Bevölkerungs-basierte Kohortenstudie anhand der nationalen medizinischen und demographischen Register Dänemarks für 1.098.930 Individuen bis zu einem Alter von 18 Jahren, die in dem Land zwischen 1.1.1985 und 30.6.2012 geboren wurden. Erfasst wurden zeitabhängig alle behandelten Infektionen von Geburt an, einschließlich solche mit Krankenhauseinweisungen sowie weniger schwere Infektionen, die in der Primärversorgung mit Antiinfektiva behandelt wurden.

Hauptergebnisse

  • Nach einem Follow-Up von insgesamt 9.620.808 Personenjahren bis zum durchschnittlichen Alter von 9,76 Jahren waren 42.462 Kinder und Jugendliche mit psychiatrischen Erkrankungen diagnostiziert worden.
  • Nach Infektionen, die eine Hospitalisierung erforderten, betrug das Chancenverhältnis HR für solch eine Diagnose 1,84 (95%-Konfidenzintervall 1,69 – 1,99).
  • Stationär behandelte Infektionen waren auch mit einer höheren Wahrscheinlichkeit assoziiert, Verschreibungen für psychotrope Arzneien einzulösen (HR 1,42; 95%-KI 1,37 – 1,46).
  • Weniger schwere Infektionen, die mit Antiinfektiva behandelt wurden, gingen sowohl mit einem höheren Risiko für die Diagnose neuropsychiatrischer Erkrankungen einher (HR 1,40; 95%-KI 1,29 – 1,51), als auch mit einer höheren Wahrscheinlichkeit, ein Rezept für psychotrope Arzneien einzulösen (HR 1,22; 95%-KI 1,18 – 1,26).
  • Besonders stark erhöht war das Risiko, wenn Antibiotika zum Einsatz kamen.
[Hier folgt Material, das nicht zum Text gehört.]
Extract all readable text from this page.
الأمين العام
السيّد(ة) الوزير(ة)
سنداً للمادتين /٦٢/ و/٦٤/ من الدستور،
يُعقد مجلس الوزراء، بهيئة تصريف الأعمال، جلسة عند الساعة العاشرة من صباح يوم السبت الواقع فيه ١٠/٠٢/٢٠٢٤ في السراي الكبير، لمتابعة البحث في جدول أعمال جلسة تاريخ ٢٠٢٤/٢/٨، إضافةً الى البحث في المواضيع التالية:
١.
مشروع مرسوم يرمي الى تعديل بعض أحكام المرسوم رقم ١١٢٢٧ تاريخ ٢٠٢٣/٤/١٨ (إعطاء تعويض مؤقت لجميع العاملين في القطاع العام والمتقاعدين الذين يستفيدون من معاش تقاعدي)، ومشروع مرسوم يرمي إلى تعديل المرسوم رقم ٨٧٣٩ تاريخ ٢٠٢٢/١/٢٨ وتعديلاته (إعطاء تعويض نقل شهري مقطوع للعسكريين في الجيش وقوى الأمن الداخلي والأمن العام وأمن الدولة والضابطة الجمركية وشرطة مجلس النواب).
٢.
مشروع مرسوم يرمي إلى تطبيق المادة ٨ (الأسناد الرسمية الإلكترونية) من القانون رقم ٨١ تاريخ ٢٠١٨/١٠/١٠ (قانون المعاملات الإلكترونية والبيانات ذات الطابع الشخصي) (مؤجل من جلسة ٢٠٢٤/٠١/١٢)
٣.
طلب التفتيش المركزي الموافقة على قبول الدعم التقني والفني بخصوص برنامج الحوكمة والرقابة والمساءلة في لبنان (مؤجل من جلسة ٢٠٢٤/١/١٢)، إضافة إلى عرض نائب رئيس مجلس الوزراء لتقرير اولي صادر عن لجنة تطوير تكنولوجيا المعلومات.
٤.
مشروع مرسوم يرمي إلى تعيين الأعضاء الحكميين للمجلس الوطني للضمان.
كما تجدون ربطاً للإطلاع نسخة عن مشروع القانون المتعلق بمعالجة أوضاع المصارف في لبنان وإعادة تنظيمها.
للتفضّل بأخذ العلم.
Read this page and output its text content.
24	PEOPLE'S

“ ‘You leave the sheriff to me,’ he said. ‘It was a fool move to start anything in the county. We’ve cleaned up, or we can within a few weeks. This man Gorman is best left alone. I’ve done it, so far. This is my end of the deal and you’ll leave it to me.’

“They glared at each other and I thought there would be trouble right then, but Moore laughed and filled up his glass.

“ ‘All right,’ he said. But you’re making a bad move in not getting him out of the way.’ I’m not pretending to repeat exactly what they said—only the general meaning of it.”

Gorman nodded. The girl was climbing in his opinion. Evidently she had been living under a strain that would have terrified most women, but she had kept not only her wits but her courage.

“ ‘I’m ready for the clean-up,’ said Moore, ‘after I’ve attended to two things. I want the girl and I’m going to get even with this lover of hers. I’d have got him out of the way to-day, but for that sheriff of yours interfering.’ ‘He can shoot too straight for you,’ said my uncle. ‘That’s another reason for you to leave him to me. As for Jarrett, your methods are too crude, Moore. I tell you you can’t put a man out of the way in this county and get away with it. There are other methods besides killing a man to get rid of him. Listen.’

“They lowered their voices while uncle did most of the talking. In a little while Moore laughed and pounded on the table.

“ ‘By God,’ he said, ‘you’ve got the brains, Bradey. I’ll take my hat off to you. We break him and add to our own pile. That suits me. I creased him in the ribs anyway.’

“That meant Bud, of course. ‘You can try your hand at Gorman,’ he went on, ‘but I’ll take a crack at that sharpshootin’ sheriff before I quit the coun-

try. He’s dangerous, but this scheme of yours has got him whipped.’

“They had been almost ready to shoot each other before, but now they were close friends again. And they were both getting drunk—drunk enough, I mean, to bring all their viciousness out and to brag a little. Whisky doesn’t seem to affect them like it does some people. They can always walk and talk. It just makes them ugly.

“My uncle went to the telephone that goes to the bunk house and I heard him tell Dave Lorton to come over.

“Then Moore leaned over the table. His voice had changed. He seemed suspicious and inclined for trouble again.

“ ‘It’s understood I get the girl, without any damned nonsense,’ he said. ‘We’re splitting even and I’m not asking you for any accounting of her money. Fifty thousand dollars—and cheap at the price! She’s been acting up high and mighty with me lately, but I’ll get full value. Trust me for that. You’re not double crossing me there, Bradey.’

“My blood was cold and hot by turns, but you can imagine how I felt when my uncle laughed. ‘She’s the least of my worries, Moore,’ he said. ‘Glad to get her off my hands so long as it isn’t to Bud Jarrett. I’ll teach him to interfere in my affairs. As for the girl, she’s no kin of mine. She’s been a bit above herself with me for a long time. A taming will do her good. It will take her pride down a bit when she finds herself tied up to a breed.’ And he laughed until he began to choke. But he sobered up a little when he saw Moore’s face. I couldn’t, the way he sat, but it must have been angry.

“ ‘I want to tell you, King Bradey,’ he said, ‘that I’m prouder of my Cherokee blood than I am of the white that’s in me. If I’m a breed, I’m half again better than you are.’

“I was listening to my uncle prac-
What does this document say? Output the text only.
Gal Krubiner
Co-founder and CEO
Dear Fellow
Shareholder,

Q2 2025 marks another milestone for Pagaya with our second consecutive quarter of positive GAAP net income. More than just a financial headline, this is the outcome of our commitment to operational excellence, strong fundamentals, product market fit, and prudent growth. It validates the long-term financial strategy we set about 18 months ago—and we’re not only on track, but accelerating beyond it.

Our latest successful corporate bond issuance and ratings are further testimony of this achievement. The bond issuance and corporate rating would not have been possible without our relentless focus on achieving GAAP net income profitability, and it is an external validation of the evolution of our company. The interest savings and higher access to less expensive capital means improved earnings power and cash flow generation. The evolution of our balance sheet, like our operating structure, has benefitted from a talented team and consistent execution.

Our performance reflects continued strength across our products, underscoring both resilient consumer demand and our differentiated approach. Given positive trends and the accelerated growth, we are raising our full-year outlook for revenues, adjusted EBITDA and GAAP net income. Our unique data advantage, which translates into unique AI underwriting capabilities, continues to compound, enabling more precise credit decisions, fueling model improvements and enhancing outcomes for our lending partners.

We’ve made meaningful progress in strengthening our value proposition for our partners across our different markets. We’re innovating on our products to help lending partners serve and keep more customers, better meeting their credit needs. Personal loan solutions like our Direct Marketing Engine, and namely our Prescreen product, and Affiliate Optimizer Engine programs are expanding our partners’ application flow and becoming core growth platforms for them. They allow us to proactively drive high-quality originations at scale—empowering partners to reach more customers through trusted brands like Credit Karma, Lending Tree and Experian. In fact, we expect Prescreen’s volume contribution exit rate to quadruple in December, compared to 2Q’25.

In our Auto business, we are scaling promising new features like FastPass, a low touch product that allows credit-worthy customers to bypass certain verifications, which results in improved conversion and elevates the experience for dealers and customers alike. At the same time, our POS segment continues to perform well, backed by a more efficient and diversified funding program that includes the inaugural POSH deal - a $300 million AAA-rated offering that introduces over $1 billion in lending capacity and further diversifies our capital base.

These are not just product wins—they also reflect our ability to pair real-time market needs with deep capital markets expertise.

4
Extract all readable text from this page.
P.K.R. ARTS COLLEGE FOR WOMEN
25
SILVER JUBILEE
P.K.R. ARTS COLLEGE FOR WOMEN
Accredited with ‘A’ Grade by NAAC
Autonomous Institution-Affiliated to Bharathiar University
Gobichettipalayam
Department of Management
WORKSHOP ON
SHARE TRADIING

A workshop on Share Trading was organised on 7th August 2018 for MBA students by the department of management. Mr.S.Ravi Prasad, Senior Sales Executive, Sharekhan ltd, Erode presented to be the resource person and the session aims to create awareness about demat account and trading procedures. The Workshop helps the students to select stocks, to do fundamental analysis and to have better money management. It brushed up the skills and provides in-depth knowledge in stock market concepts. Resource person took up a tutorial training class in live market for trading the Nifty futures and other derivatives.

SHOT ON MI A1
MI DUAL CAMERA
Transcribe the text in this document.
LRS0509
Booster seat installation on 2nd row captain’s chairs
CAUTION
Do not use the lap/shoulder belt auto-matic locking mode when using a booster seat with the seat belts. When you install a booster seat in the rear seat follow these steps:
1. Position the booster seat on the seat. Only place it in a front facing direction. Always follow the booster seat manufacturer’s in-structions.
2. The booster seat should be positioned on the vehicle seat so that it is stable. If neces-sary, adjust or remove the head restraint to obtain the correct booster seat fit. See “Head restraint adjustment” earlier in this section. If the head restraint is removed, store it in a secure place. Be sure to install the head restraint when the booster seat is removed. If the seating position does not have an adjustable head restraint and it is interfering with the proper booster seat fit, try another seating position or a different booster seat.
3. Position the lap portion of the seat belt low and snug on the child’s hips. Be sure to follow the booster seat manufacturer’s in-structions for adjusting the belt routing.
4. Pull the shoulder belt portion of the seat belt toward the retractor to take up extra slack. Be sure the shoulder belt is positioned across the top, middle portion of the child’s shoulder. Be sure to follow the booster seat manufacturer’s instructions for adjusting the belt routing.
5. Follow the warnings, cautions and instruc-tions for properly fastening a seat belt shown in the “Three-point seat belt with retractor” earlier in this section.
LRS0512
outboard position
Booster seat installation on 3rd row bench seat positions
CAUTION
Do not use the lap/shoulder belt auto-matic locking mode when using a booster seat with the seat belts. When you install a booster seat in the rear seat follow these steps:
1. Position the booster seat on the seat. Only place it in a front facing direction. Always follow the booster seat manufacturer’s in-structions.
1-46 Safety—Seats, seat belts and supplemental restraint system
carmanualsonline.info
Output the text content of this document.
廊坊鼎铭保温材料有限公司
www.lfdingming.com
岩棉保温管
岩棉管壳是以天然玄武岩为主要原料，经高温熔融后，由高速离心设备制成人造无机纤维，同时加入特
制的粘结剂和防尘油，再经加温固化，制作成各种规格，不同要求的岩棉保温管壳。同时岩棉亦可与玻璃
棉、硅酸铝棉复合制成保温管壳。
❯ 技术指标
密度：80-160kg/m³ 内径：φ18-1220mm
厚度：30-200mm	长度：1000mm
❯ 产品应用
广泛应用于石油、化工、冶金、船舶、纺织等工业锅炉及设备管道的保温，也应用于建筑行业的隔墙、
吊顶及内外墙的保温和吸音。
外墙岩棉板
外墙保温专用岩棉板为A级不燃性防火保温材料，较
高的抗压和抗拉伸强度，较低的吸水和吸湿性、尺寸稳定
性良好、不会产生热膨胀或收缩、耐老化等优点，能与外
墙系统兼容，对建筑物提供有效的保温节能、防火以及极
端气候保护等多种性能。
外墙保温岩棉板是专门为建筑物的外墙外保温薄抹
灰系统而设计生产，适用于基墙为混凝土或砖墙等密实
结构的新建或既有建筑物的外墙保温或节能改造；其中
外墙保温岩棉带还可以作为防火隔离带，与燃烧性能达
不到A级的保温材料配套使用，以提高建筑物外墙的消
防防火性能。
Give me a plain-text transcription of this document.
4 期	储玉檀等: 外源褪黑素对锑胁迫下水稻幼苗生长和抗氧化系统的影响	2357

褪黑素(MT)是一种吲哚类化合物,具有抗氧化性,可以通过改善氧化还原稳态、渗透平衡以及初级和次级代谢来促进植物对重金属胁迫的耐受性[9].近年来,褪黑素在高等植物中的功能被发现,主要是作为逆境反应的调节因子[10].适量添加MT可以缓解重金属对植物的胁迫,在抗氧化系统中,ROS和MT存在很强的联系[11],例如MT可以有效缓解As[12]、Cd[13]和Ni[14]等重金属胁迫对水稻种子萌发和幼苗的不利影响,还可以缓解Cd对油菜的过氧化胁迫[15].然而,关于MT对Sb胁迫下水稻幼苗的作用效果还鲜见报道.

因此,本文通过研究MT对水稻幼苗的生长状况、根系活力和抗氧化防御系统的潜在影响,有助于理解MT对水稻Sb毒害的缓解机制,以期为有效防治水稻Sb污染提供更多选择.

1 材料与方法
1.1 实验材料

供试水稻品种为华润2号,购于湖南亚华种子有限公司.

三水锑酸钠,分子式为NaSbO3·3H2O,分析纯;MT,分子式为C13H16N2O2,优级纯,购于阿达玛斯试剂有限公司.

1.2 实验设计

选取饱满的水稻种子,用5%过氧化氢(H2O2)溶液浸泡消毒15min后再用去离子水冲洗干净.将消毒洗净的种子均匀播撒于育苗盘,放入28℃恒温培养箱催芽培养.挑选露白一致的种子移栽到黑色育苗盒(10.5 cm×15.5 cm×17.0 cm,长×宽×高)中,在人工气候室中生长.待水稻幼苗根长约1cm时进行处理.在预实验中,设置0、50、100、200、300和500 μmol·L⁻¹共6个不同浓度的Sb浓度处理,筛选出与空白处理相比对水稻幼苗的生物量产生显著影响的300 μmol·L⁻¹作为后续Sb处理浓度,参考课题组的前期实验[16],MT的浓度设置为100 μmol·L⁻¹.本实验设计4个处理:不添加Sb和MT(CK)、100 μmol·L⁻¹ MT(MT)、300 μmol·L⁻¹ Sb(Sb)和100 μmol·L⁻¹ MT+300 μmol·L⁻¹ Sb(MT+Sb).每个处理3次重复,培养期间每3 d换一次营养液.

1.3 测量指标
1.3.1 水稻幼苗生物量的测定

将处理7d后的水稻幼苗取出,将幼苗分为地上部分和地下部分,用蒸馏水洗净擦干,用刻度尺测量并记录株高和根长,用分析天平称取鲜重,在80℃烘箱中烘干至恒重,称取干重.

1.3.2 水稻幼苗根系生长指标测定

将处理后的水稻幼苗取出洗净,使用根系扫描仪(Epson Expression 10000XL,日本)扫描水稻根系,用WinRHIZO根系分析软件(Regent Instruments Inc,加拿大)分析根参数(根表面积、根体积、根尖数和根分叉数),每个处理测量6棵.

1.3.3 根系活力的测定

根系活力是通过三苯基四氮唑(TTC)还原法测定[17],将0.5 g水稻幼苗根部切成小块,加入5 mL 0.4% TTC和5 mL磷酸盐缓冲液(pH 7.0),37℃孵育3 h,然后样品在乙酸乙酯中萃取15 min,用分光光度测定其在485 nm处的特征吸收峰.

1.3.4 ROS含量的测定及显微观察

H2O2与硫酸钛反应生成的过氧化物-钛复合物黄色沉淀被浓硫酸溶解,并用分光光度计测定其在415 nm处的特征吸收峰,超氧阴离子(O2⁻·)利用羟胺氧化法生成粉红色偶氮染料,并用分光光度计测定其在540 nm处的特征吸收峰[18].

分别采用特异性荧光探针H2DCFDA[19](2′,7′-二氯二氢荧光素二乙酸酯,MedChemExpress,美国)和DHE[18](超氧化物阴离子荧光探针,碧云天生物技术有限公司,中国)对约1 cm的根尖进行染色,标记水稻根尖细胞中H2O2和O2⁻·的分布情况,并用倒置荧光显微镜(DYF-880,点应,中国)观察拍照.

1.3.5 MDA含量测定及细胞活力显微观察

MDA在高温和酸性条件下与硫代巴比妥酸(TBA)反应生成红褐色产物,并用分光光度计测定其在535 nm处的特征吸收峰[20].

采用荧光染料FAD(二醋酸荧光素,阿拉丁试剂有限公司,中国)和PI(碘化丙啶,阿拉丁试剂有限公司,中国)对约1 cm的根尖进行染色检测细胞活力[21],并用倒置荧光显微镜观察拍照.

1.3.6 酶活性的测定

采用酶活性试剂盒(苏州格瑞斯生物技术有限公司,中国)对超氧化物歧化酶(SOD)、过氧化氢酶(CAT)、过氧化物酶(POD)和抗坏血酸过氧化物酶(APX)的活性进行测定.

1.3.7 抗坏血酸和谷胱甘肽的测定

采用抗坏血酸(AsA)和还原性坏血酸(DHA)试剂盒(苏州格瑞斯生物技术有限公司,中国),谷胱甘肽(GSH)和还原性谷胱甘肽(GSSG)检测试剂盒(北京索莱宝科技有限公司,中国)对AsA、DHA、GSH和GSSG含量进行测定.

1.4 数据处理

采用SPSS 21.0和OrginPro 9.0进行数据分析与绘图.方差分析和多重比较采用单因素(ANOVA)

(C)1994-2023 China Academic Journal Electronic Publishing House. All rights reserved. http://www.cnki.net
Es zeigten sich außerdem eine Dosis-Wirkungs-Beziehung und eine Zunahme des Risikos mit zeitlicher Nähe zur letzten Infektion.
  • Das höchste Risiko nach einer Infektion bestand für Diagnosen des schizophrenen Spektrums, für Zwangsstörungen, Persönlichkeits- und Verhaltensstörungen, geistige Behinderungen, Autismus-Spektrum-Störungen, ADHS, oppositionelles Trotzverhalten und Tics.

Klinische Bedeutung

Die Autoren räumen ein, dass ihre Resultate eine Kausalität nicht beweisen können. Die Ergebnisse seien jedoch Beweise für eine Beteiligung von Infektionen und de Immunsystems an der Pathogenese einer großen Bandbreite psychischer Störungen von Kindern und Jugendlichen“.  Außer der naheliegenden und in manchen Tierversuchen auch bestätigten Erklärung, dass mikrobielle Infektionen die Entwicklung des Gehirns beeinträchtigen können, ist auch nicht auszuschließen, dass Antiinfektiva wie Antibiotika die beobachteten Effekte hervorrufen.

Finanzierung: Lundbeck Foundation und Independent Research Fund Denmark.